I feel I have lost my faith and that God is not happy with me. Sometimes I open books looking for words of consolation but the messages I seem to get of late can be disconcerting. Would appreciate prayers in this difficult time as I have a fearful rather than loving relationship with God at the moment and am afraid. Thank you.
Definitely praying for you. Turn to Our Lady in the meantime, She reflects the White Light of God and softens Its harshness; maybe try reading The Glories of Mary by St. Alphonsus de Liguori, among other similar works that touch on Our Lady's protection and advocacy.
Thanks RW. I only completed the Consecration to her last Pentecost Sunday. I started it on the Feast day of Saint Louis de Montfort. Perhaps I am being tested. I hope so.
I'll also pray for you Sanctus. May you soon know the consolation of God.

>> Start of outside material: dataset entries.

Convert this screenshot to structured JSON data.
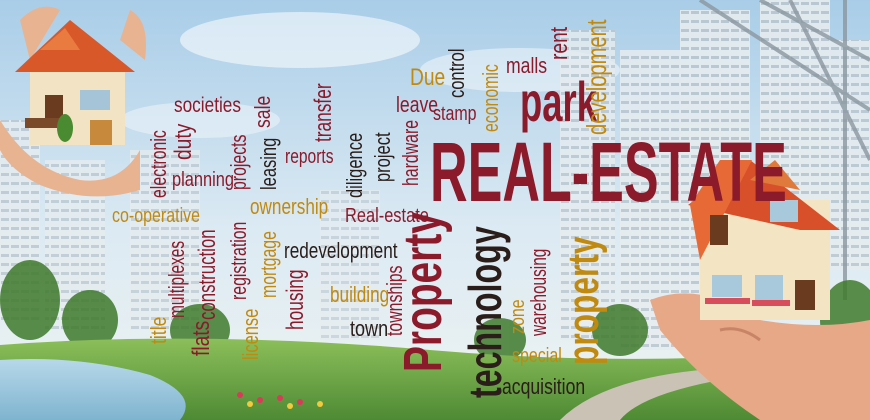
{
  "colors": {
    "maroon": "#8b1a2b",
    "olive": "#8a8a1a",
    "gold": "#c08a10",
    "dark": "#2a1d1a",
    "sky": "#cfe3f2",
    "grass": "#6fa84a"
  },
  "icons": [
    "house-in-hands-icon",
    "city-skyline",
    "park-landscape"
  ],
  "words": {
    "real_estate": "REAL-ESTATE",
    "property_big": "Property",
    "technology": "technology",
    "property_right": "property",
    "park": "park",
    "development": "development",
    "rent": "rent",
    "malls": "malls",
    "economic": "economic",
    "control": "control",
    "stamp": "stamp",
    "leave": "leave",
    "due": "Due",
    "hardware": "hardware",
    "project": "project",
    "diligence": "diligence",
    "transfer": "transfer",
    "reports": "reports",
    "sale": "sale",
    "leasing": "leasing",
    "projects": "projects",
    "societies": "societies",
    "duty": "duty",
    "electronic": "electronic",
    "planning": "planning",
    "ownership": "ownership",
    "co_operative": "co-operative",
    "construction": "construction",
    "multiplexes": "multiplexes",
    "flats": "flats",
    "registration": "registration",
    "mortgage": "mortgage",
    "license": "license",
    "housing": "housing",
    "redevelopment": "redevelopment",
    "real_estate_small": "Real-estate",
    "townships": "townships",
    "building": "building",
    "town": "town",
    "title": "title",
    "warehousing": "warehousing",
    "zone": "zone",
    "special": "special",
    "acquisition": "acquisition"
  }
}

One book I like is "The Practice of the Presence of God." I try to remember that each day. God loves us enough that he sent Jesus, His son, to live like us and die for us. That love never fails. Even in our darkest days, He loves us.
I can think of some scriptures that might be good to repeat as short prayers. "He who comes unto Me I will in no way cast out." "He who calls upon the Name of the Lord will be saved." "He is faithful and just to forgive us our sins and save us from all unrightousness." "Come unto Me all you who are burdened and I will give you rest." I find that claiming these words from scripture is very helpful in the midst of darkness. I say "Jesus Your Word says...." and I quote the scripture. Perhaps the best of all is the Jesus prayer: "Jesus Son of God have mercy on me a sinner." Praying for you Sanctus.
But for the grace of God...... keep the faith....God will never...ever fail you. We have to accept what this life deals us, but we were not born for this life. Only the next. Our goal...heaven. Anyone looking for happiness in life is forgetting the words of St. Bernadette.... “ Our Lady said we will not find happened in this life, only in the next”. It’s so true..... Try to remember, all suffering is redemptive if you choose to offer it up.....the rewards are incalculable! God bless!
I will add your name to my prayer group intentions. I'm not sure if I posted this prayer before..it's very heart warming.. PRAYER FOR WORRY, FEAR AND DOUBT: Eternal, Holy God, I come to You burdened with worries, fears, doubts and troubles. Calm and quiet me with peace of mind. Empty me of the anxiety that disturbs me, of the concerns that weary my spirit, and weight heavy on my heart. Loosen my grip on the disappointments and grievances I hold on to so tightly. Release me from the pain of past hurts, of present anger and tension, of future fears. Sometimes it’s too much for me Lord, too many demands and problems, too much sadness, suffering, and stress. Renew me spiritually and emotionally. Give me new strength, hope, and confidence. Prepare me to meet the constant struggles of daily life with a deeper faith and trust in You. Let your love set me free, for peace, for joy, for grace, for life, for others, forever. Amen. I also have this one which you may want to pray every day; O Holy Spirit of God, please come down upon me this day and fill my soul with Your Holy presence. Illuminate me, sanctifying me, console me, guide me, enlighten me, and strengthen me. In these days of so much confusion, I need you to show me the way. Let the scales fall from my eyes, let my eyes see with your eyes, let my mind be enlightened with your thoughts, let me speak with your words, let my heart radiate your love, let me live in Your Will. Never abandon me, my God. I love you. Amen
Thanks for the prayers everyone. Sometimes God can hide His face and the Night seems a little more darker, but He is still there.
Pray the Prayer of Gazing, Sanctus. Just gaze at this picture - this is Christ’s Tomb in the Church of the Holy Sepulchre in Jerusalem. No words needed.
When I have been thrown into despair, my go to thought is this. I picture in my mind Jesus standing silently before Herod, and Pilate prior to his crucifixion. I contemplate why? Why did he stay silent. In all his glory he could have changed everything and everyone, but he didn't. Yet he suffered mentally and physically. He is everything without me and I am nothing without him. I repeat this over and over, Then I asked for his will to be done not mine, and ask Him to show me the way. Structured prayer is hard for me. Talking to God from your heart is what we have to do.
You mean opening books at random, and believing that's what you're meant to read? I personally don't trust that method. Fell to it as a teenager during a very dark time in family/life. I also got "disconcerting" results too often, which I came to believe were not meant to be (discouraging, alarming, troublesome ... when I needed assurance, peace, inspiration). Since then I've gone with deliberate, planned reading.
Thanks everyone for prayers. Hopefully it is just a dark spell. Feeling the urge to pray to Saint John Vianney because I believe I have a vocation in the future.